Influence of H, H2, O and O2 on Armchair SiGe Nanotubes: A Theoretical Study

Abstract

A systematic, hybrid density functional theory study of interaction between SiGe nanotubes (SiGeNTs) and X (X = H, O, H2 and O2) have been performed using the hybrid functional B3LYP and an all electron 3-21G* basis set implemented in GAUSSIAN 09 suite of software. All possible internal and external adsorption sites were considered, and it was found that H prefers to move onto top of an atom site while O prefers to incorporate into NT wall by breaking the bonds. Adsorption energies for H is ∼2.0 eV and for O it is ∼5.0 eV. Controlled adsorption of atomic H and several molecular O give rises to defect density states in the frontier orbital region.
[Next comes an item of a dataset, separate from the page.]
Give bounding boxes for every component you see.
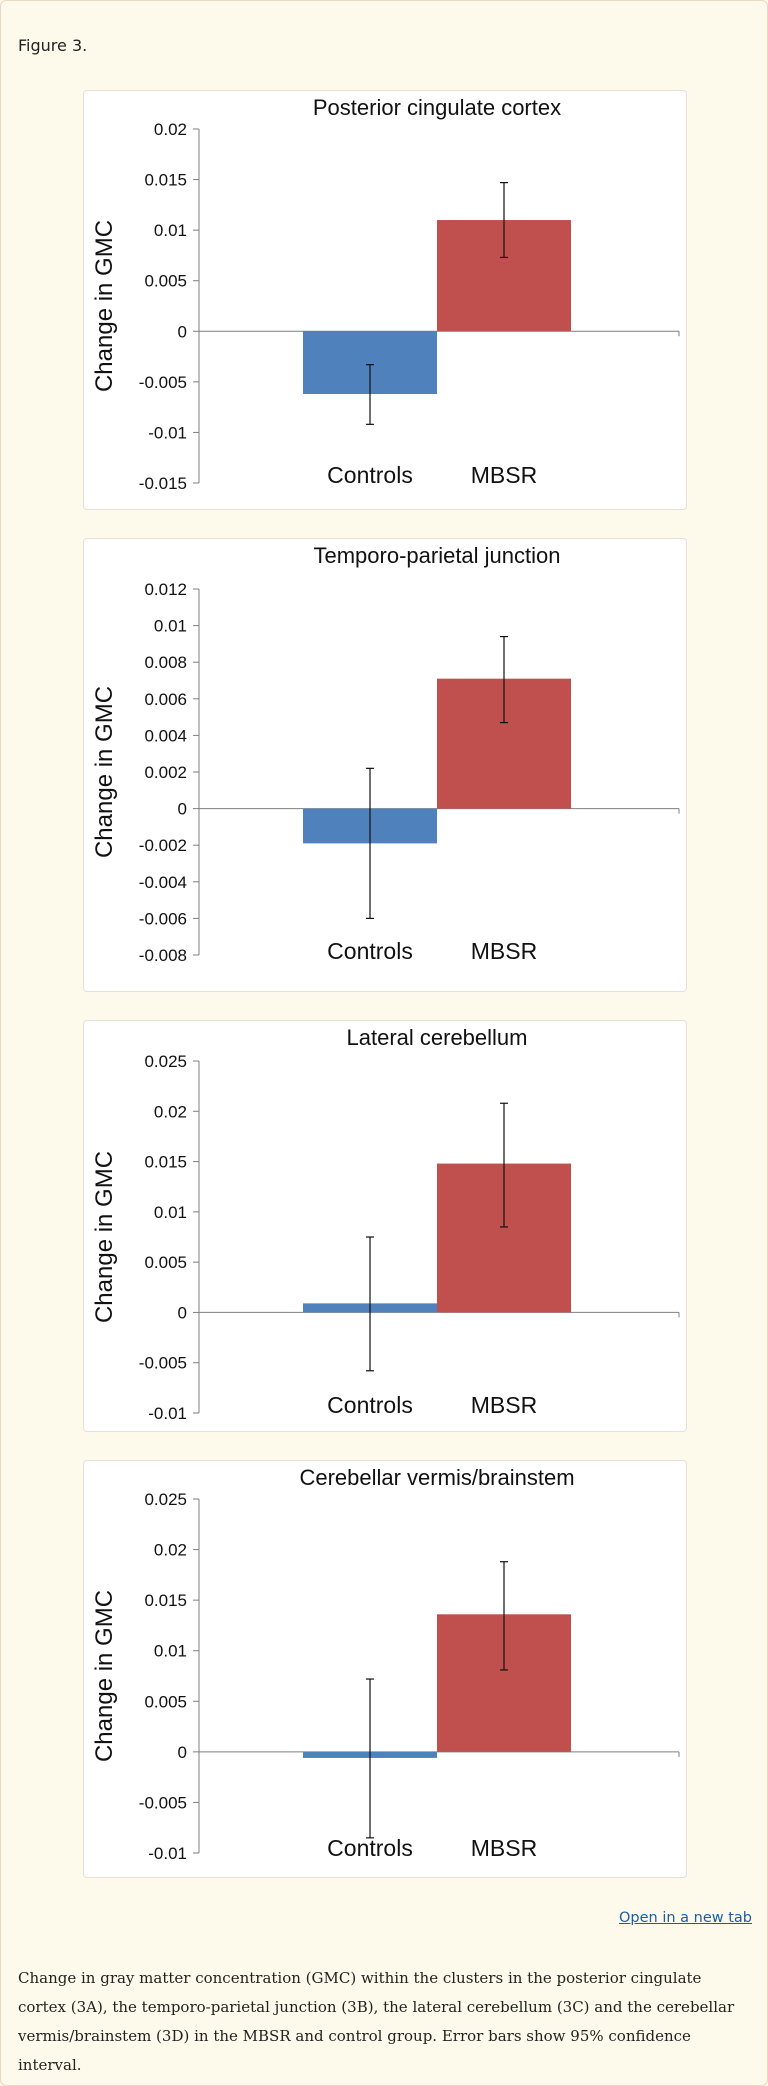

H rich adsorptions predict the difference between highest occupied molecular orbital (HOMO) energy and the lowest unoccupied molecular orbital (LUMO) energy increase while O rich adsorptions predict the decrease in HOMO-LUMO energy gap. O and O2 adsorptions predict definite ionic bonding character while H atomic adsorptions predict covalent bonding. H2 is very neutral towards the adsorption into SiGeNTs and clearly shows the physisorption adsorption. Considering the all adsorptions, the adsorptions happened within the Si vicinity of the SiGeNT shows the most stable and preferred adsorption region.